WASHINGTON (CNN) -- An FBI executive pleaded guilty to obstruction of justice Wednesday after admitting in federal court that he had destroyed an internal FBI report criticizing the bureau's handling of the 1992 siege at Ruby Ridge, Idaho.

As part of his plea, E. Michael Kahoe agreed to cooperate with federal prosecutors looking into the possibility that other FBI officials were involved in a cover-up of the actions that took place during the nine-day standoff outside white separatist Randy Weaver's mountain cabin.

standoff Weaver's wife and son, and a federal marshal were shot to death during the nine-day standoff.

The lead federal prosecutor, U.S. Attorney Michael Stiles, said he has not promised Kahoe he will remain out of prison. Kahoe could be sentenced to up to 10 years in prison and a $250,000 fine. However, the judge granted the prosecutor's request that no sentencing date be set, and that Kahoe be released without posting bond.

Moments before Kahoe pleaded guilty in open court, prosecutors described what they said were Kahoe's illegal actions.

Government attorney Eric Sitarchuk said Kahoe had thrown all of his copies of the "after-action" report into his trash can to be shredded and had ordered a subordinate, Gale Evans, to destroy all other copies. He said Kahoe had previously met with Justice Department officials several times, and had promised to turn over all key documents requested by federal prosecutors.

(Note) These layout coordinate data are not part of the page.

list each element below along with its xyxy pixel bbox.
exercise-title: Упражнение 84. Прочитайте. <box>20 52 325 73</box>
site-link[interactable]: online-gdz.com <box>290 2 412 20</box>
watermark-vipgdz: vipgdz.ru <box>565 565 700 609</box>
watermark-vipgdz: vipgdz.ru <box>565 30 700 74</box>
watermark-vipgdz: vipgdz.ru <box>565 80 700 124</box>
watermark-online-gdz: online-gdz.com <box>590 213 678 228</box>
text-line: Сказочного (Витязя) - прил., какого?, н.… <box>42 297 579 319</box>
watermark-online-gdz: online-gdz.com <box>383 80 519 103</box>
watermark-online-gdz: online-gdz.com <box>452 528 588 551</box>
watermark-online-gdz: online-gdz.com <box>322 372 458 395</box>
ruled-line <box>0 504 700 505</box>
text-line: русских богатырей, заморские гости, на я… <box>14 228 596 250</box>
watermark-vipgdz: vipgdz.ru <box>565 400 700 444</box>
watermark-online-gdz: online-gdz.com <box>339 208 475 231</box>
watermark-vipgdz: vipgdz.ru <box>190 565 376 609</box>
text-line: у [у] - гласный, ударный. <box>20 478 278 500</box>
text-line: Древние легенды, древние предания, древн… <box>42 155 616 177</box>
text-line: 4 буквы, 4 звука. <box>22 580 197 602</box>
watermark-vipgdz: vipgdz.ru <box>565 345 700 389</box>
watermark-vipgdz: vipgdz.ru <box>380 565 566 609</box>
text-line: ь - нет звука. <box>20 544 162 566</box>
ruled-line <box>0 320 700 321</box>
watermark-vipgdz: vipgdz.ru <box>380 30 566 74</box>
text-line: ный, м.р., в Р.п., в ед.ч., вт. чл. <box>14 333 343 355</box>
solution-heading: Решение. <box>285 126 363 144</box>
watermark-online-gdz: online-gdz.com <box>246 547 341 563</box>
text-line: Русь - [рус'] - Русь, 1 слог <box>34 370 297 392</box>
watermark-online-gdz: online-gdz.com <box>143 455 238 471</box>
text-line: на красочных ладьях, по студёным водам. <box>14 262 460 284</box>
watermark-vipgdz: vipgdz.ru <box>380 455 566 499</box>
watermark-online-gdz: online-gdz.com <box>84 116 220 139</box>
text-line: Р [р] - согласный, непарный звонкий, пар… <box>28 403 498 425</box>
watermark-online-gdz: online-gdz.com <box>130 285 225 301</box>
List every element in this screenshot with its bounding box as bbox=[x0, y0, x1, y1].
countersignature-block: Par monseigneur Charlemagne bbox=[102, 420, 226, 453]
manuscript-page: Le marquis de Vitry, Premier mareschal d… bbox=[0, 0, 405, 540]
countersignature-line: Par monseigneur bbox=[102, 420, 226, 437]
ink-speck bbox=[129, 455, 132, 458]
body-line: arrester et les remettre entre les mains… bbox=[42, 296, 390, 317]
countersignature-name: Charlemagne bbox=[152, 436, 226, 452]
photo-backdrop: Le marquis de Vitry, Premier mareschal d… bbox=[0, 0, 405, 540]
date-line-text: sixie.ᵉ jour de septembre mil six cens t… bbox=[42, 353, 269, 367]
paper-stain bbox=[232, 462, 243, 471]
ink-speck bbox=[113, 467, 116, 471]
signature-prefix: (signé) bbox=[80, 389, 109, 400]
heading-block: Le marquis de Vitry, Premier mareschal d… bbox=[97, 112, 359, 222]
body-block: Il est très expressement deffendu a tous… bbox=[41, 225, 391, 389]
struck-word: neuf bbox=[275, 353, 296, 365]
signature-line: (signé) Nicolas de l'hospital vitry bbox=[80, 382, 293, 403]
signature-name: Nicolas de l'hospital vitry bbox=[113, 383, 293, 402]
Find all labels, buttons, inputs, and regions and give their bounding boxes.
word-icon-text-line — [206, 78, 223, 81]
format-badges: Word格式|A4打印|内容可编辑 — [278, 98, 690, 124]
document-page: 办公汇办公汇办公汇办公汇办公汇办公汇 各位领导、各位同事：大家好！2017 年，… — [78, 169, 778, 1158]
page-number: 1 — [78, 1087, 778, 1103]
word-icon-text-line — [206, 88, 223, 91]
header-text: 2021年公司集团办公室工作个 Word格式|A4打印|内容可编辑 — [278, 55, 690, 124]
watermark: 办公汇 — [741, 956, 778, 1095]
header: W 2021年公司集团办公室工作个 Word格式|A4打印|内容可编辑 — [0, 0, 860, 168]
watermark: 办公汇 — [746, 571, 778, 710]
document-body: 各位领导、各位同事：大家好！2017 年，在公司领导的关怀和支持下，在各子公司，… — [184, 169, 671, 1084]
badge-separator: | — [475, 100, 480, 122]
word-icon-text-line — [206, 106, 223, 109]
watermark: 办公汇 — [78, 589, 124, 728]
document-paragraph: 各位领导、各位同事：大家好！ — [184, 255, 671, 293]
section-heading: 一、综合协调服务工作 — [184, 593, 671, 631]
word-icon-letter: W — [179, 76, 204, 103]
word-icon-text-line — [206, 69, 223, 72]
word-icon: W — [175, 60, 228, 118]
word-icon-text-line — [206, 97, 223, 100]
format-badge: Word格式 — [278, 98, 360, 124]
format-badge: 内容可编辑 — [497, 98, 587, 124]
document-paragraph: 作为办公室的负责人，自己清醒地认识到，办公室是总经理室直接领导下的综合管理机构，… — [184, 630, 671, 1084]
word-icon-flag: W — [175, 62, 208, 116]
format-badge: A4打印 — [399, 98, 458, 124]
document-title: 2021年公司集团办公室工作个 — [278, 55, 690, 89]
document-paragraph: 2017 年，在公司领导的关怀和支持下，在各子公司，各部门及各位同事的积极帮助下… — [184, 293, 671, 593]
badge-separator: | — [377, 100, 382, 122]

However, Sitarchuk said Kahoe had been determined to keep the internal FBI criticism of its Ruby Ridge actions out of the hands of prosecutors trying Weaver in Idaho.

Sitarchuk said Kahoe told Evans, "to make it like the Ruby Ridge after-action critique had never existed."

Kahoe refused to comment as he left the courthouse. His lawyer, Jim Richmond, told reporters, "I'll have plenty to say later, but it's not the right time now."